You might have noted, in the language of cigar tasting, that the olfactory and gustatory senses are key. Tasters frequently use the term organoleptic, which refers to all the attributes that can be perceived by the senses.
In order to fully appreciate our cigar, we use all our senses, and more.
In fact, the sensory world goes beyond the 5 common senses: we don’t only look, touch, listen to, smell or taste a cigar. We also feel the effects of external conditions such as temperature, sounds, social atmosphere, …. Needless to say that we better are in a good physical condition to enjoy a cigar. Tasting a good cigar may improve our mood, but if we are in a bad mood we risk to negatively affect our experience.
I would like to share the olfactory and gustatory language that we adopt at Cigar Sense. In other words, on how we call what we perceive with our nose and with our mouth when tasting a fine cigar.
Scents, Aromas, Tastes…
Most cigar lovers (87% based on an informal survey conducted by Cigar Sense in 2014) find that flavors are the most important criteria for them to choose new cigars to try. Of course, once we have a good set of fine cigars that we want to try, which we selected based on our personal taste, then many other factors come into play: how much time we can set aside to enjoy our cigar, in which moment of the day we want to smoke, the drink we wanted to try for a long time, … you name it.
But now, let’s deep-dive into a first step and consider the role of our nose and palate in the tasting of a cigar.
When we smell a cigar before lighting it, we talk about scents, or raw aromas or odors. When the cigar is lit, we perceive aromas.
All can be perceived in two different ways:
- directly (direct olfaction), as we approach our nose to the cigar.
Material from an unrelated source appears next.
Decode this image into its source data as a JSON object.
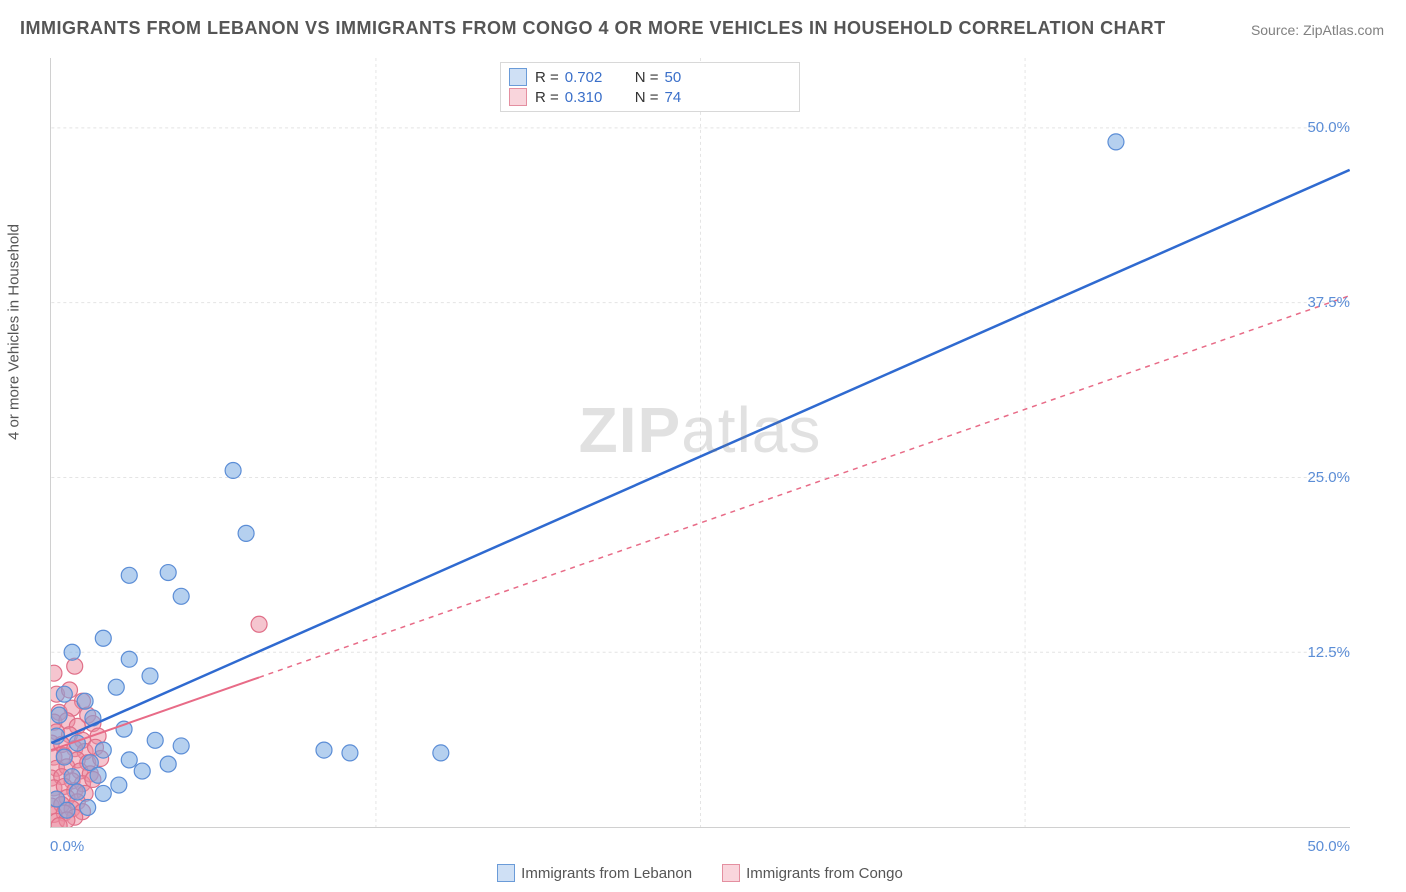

This can be in the case of the raw or of the lit cigar.
- indirectly (retro-olfaction): this means perceiving the aromas through the smoke (or the air, in the case of the raw cigar) that we push from within our mouth up toward the nose cavity.
Flavor is a complex combination of scents and aromas that have one characteristic: they are perceived in retro-olfaction.
When we hold the smoke of the cigar in our mouth, we perceive aromas through the nose, but we also have perceptions in our mouth and palate. At this point, it is common to simplify the verbiage and define as tastes not only the basic tastes, but also the tactile (palate) perceptions or mouthfeel.